Public Works: How 200 New Yorkers and 1 Stage Captured the Essence of a City

Culture

On a graceful September night capering between summer and fall, two hundred New Yorkers from every borough and stage of life scampered or twirled or pranced across Central Park’s Delacorte stage. They were performing William Shakespeare’s The Tempest — the culmination of a two-year project called Public Works. This community centric program was conceived by New York City’s Director of Public Works Lear deBessonet in concert with The Public Theater’s Artistic Director Oskar Eustis.

In a city characterized by cold, unfeeling capitalism and stereotyped as the unkindness capital of the United States, Public Works has engendered warmth and ovational support from the community it looks to vivify.
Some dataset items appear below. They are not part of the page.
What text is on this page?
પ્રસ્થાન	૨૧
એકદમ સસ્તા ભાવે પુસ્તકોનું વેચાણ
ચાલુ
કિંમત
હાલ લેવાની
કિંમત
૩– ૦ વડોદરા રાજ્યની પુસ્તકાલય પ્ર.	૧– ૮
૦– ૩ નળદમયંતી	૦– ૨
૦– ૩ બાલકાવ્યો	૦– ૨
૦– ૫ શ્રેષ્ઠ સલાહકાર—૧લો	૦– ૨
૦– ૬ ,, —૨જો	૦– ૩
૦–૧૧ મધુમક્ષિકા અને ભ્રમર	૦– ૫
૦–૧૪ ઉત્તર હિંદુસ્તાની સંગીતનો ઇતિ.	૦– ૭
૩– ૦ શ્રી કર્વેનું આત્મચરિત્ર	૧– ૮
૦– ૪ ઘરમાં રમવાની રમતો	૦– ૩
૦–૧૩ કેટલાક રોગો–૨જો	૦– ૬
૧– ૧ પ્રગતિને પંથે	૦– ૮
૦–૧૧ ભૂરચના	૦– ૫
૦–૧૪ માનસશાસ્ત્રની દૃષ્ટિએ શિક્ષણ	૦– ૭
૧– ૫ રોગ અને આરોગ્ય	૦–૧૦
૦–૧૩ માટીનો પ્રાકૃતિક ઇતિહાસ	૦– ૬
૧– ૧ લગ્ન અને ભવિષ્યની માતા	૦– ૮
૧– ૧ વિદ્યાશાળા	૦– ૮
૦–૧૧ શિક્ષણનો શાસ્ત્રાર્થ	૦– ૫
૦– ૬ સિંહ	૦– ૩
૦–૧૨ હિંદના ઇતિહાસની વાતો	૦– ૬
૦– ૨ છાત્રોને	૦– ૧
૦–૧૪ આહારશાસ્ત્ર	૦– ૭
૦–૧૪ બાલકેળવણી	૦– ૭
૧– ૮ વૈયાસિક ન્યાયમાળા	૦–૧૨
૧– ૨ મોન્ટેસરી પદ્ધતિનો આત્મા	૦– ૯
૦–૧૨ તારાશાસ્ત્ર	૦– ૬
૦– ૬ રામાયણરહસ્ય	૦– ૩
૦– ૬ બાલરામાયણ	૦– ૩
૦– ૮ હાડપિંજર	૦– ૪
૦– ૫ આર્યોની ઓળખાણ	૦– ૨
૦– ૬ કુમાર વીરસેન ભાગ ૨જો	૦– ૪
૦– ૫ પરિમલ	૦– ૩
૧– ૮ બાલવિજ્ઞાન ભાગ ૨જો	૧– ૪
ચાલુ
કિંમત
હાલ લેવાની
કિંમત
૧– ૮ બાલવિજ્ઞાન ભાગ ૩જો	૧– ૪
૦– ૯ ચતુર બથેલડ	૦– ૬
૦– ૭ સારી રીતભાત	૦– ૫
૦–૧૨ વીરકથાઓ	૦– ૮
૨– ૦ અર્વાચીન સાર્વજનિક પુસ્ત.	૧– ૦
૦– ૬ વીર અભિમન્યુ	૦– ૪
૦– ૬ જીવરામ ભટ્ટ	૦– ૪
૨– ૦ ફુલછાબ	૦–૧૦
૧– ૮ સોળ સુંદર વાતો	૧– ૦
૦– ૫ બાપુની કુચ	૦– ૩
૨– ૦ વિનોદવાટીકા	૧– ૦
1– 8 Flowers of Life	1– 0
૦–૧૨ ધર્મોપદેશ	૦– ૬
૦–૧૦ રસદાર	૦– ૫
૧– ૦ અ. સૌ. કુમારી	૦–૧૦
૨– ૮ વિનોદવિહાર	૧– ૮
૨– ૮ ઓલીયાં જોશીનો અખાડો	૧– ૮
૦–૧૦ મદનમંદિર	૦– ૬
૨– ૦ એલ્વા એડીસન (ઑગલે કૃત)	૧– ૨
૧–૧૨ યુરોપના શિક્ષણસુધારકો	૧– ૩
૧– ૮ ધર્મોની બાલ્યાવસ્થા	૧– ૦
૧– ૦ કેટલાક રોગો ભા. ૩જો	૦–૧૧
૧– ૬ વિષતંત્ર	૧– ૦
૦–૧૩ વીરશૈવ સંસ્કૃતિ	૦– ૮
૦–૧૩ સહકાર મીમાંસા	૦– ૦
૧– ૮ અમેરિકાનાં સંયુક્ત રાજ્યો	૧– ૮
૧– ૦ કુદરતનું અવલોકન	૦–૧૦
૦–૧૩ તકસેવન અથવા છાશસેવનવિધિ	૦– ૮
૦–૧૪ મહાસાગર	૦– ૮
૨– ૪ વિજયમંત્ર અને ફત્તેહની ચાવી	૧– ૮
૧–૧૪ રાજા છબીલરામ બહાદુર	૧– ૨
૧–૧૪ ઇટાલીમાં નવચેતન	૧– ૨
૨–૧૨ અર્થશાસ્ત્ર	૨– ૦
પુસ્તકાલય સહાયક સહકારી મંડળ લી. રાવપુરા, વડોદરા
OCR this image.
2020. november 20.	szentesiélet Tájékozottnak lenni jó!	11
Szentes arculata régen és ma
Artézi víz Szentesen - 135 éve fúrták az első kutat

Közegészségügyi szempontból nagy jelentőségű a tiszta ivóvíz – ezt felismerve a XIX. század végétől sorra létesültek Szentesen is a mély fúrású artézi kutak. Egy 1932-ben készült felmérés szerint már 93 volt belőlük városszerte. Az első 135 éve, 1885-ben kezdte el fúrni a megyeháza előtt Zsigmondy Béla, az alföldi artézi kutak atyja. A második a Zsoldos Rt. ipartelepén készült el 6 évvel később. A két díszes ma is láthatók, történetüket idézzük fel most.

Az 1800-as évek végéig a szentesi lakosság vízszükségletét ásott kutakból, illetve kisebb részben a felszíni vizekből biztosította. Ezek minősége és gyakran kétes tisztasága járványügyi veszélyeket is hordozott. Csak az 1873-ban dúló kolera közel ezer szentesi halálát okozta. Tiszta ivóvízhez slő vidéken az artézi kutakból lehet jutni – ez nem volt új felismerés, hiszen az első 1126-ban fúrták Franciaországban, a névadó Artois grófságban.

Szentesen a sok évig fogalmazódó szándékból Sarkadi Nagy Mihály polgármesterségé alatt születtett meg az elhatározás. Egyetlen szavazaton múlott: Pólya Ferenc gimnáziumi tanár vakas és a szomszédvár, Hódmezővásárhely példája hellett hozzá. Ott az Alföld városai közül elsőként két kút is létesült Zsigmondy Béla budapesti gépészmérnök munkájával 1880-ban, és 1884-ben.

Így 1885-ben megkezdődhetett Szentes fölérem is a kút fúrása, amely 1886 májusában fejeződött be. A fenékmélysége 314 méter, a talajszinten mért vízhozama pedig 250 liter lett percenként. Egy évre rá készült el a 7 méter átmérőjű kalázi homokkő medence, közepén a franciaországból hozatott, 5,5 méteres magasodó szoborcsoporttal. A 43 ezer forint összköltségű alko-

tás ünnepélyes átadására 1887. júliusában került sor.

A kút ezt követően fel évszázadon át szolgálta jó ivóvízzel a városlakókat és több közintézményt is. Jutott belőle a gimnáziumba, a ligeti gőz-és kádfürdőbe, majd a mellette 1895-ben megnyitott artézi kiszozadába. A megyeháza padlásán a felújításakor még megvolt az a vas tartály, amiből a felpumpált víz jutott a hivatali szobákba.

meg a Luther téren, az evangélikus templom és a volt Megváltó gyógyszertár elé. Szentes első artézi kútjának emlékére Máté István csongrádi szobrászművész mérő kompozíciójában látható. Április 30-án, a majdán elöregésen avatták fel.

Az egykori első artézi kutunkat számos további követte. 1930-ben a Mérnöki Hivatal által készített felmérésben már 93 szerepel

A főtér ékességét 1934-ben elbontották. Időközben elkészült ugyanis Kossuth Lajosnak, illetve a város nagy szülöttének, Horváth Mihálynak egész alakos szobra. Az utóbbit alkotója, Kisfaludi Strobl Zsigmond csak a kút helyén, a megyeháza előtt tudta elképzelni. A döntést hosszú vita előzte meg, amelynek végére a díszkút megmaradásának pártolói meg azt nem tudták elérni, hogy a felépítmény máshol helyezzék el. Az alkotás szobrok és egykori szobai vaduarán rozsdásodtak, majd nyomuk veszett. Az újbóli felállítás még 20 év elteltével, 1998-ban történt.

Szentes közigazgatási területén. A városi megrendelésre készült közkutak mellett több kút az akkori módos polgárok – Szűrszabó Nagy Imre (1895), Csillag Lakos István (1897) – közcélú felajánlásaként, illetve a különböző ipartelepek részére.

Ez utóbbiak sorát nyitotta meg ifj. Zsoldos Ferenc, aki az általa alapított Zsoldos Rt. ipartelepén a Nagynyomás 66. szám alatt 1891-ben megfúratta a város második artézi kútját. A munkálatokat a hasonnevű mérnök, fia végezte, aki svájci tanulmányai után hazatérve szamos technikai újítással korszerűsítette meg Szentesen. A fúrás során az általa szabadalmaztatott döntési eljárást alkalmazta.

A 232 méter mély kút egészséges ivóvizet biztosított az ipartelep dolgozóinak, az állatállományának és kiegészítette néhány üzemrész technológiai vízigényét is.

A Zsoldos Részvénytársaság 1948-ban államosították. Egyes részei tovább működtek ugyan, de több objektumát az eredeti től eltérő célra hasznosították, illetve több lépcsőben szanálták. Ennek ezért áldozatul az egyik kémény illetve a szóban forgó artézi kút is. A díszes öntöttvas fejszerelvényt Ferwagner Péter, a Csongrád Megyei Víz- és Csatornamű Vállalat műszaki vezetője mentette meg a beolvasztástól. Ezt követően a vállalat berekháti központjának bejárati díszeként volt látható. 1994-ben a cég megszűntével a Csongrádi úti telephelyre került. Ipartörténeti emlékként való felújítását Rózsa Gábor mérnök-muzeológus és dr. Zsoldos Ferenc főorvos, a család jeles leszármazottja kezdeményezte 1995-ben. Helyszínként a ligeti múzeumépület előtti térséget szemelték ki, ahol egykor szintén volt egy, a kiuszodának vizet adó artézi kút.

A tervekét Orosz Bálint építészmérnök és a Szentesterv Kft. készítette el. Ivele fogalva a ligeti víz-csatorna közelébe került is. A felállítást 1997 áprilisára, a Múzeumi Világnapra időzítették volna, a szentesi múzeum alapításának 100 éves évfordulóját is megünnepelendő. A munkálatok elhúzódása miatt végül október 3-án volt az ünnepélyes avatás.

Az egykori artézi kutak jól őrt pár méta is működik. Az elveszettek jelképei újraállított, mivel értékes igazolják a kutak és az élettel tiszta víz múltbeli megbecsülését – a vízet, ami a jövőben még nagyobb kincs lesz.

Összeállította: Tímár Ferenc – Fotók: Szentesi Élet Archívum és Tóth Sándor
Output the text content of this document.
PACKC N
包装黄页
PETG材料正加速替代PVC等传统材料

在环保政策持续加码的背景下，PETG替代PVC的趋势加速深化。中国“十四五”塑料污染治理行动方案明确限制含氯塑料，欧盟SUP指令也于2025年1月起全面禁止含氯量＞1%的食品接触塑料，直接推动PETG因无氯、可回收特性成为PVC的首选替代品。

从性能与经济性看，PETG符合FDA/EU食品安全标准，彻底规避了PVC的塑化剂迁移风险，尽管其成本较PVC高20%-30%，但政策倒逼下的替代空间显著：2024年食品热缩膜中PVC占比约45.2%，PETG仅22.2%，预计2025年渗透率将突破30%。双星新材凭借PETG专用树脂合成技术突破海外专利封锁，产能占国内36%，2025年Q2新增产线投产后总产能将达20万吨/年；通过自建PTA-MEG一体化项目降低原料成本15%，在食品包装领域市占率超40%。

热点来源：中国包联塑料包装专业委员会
By blowing out the free Shakespeare in the Park model to include literally hundreds of New Yorkers, deBessonet has produced the most accurate snapshot of the city’s bewildering diversity and beautiful specificity. The Tempest marked an incredible first public performance of Public Works, but the feat is merely a lens into the depth of the program as a whole. 

Public Works is an effort to involve the community of New York City in the theatrical experiences that The Public Theater produces on a daily basis. The program’s five partner organizations — namely, the Children’s Aid Society, the Fortune Society, DreamYard, Brownsville Recreation Center and Domestic Workers United — are all fascinating community groups in their own right. The Fortune Society, for example, meets recently released prisoners to help facilitate a successful reentry into regular society — meaning several of the participants in The Tempest were ex-convicts.

But far from moralizing, the purpose of Public Works is to develop close relationships with its partner organizations, discovering what is of particular interest to them and delivering that which is in the power of a large arts organization to dispense. DeBessonet is careful to emphasize that the concept behind Public Works is directly derivative of The Public Theater’s foundational message — that is, “a philosophy of inclusion” that the theater is not a cultural product dispensed to the highest bidder, but rather an entity that derives its power and meaning from an engaged audience. Before settling on the five aforementioned partners, deBessonet met with close to fifty organizations, looking for relationships that would organically make sense, and which had interests and needs that matched those of the Public Works mission. She leaned towards diversity of age and breadth of location — truly looking to produce a tasting menu of what the city’s residents culturally offer.

DeBessonet emphasizes how important it was to fulfill the aims of their partner organizations with Public Works, explaining that the project occupied a space “where there was a lot of yes.” When the Fortune Society expressed interest in careers in theater behind the scenes, Public Works pulled in the Public's production management staff to discuss various opportunities for electricians or painters who keep the theater running. And anyone who wished to be a part of the production could participate. Two young boys recited a poem they had learned for school after finding themselves in the middle of an audition to which their grandmother had brought them. They were front and center during the performance, and part of three generations of family members involved in the production. There is true value in a program that recognizes success in inclusivity, especially when attempting to portray the spirit of an entire city.

The Tempest was really a production that grew out of Public Works, rather than an endgame that the program looked to fill with able-bodied and interested New Yorkers. Still, it was an artistic and cultural success. “There is a stereotype against community-based theater,” deBessonet says, “that it might be well-intentioned, but that the work itself will not succeed as art.” The goal behind The Tempest was to honor Shakespearean language and history while also reconciling the work as a successful piece of independent and contemporary storytelling in line with the spirit of New York City. In this aim it succeeded.

In Woody Allen’s Midnight in Paris the protagonist says, “You know, I sometimes think how is anyone ever gonna come up with a book or a painting or a symphony or a sculpture that can compete with a great city.” It may always be impossible for a single work of art to challenge the depth of a city like New York, but Public Works has demonstrated how close theater can come to capturing its essence.